Bruce Love is editor-in-chief (wealth) of Campden Publishing.
American football devotees will no doubt be aware of the present turmoil engulfing the Pittsburgh Steelers ownership. And family business owners may well get a feeling of déjà vu.
The reasons why patriarch and chairman Dan Rooney doesn't want to sell the family's NFL team, and the reasons why it is almost inevitable that he will, are much the same as many successful second- or third-generation businesses.
Dan and his son Art Rooney II (president) want to keep the 75-year-old franchise in family control while Dan's four brothers want to cash out and follow their own interests. Sound familiar?

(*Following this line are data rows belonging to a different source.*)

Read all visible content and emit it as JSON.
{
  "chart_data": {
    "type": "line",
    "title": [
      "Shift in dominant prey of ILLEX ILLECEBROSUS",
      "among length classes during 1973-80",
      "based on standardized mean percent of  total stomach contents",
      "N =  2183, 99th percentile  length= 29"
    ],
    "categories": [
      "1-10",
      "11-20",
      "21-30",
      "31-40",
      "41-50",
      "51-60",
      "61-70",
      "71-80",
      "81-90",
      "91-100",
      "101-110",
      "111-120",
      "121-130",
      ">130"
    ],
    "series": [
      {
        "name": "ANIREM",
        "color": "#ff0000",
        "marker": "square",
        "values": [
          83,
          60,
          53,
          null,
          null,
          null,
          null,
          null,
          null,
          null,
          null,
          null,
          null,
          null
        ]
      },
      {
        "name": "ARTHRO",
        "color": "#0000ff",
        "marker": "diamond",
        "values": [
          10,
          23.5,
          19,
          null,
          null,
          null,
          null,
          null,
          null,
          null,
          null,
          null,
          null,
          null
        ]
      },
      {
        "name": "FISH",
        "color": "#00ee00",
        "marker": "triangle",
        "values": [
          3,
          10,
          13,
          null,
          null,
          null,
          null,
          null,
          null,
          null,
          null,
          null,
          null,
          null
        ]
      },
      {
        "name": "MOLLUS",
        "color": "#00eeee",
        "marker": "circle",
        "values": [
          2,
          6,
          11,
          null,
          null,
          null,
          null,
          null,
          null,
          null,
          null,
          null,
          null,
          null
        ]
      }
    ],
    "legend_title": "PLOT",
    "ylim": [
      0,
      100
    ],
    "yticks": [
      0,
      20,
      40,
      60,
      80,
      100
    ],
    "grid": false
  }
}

Like so many other family businesses, from engineering firms in Germany to beer distributors in New Zealand, the problem comes down to nothing more than tax, family differences and a lack of succession planning.
A lot has changed in America since 1988, when the Rooney brothers inherited the team from their father, founding owner Art Rooney, not the least has been the size of estate tax bills, which now are astronomical. When this current generation of Rooneys passes on, it's likely that their estate tax bill will be crippling, which no doubt is at the forefront of Art Jr, Timothy, Patrick and John's concerns.
There is no crime in the Rooneys wanting to keep their death tax bills as low as they can. I applaud it. If the brothers die before selling the team, their children will have to pay around 48% of the shares' value to the federal and Pennsylvania governments. To the next generation of Rooneys, this would be hundreds of millions of dollars in tax. Not exactly an incentive to keep the business in the family.
One way of avoiding such devastating taxes is to pass the estate on to a qualifying charity, created for the family, for the purposes of keeping control of the team. The Rooneys would keep control of the organisation while investing their fortunes elsewhere. This could still be possible for the Rooneys, but it's unlikely, given that Dan's brothers would rather take the profits now.
Dan and his four brothers each have a 16% stake, with the remainder owned by the McGinley family, the Rooney's first cousins. The team has been valued at around $1.2 billion but it's unlikely that Dan will be able to buy out his brothers, meaning any further involvement in the team will most likely be as a minority stakeholder.
Enter Pittsburgh billionaire Stanley Druckenmiller, the chairman of Duquesne Capital Management. He's had his heart set on owning the Steelers for years. As the most serious contender so far, he's promised that if he gets his hands on the team, Dan's position will be safe "for as long as he wants". But Dan isn't getting any younger, and once he bows out there is no assurance that he would be able to cede control to his son if Druckenmiller is the majority stakeholder.
Like many other industries, this is the way NFL franchises are heading: less family owners, more private equity. Only three NFL teams remain that could be truly called family businesses. The McCaskeys own the Chicago Bears, the Mara family owns half of the New York Giants, and the Bidwills have owned the Arizona Cardinals for 76 years.
For Steelers fans like me, it would be a shame to see the team pass out of Rooney hands, but given the team's ownership model and lack of a succession plan, it now seems unavoidable.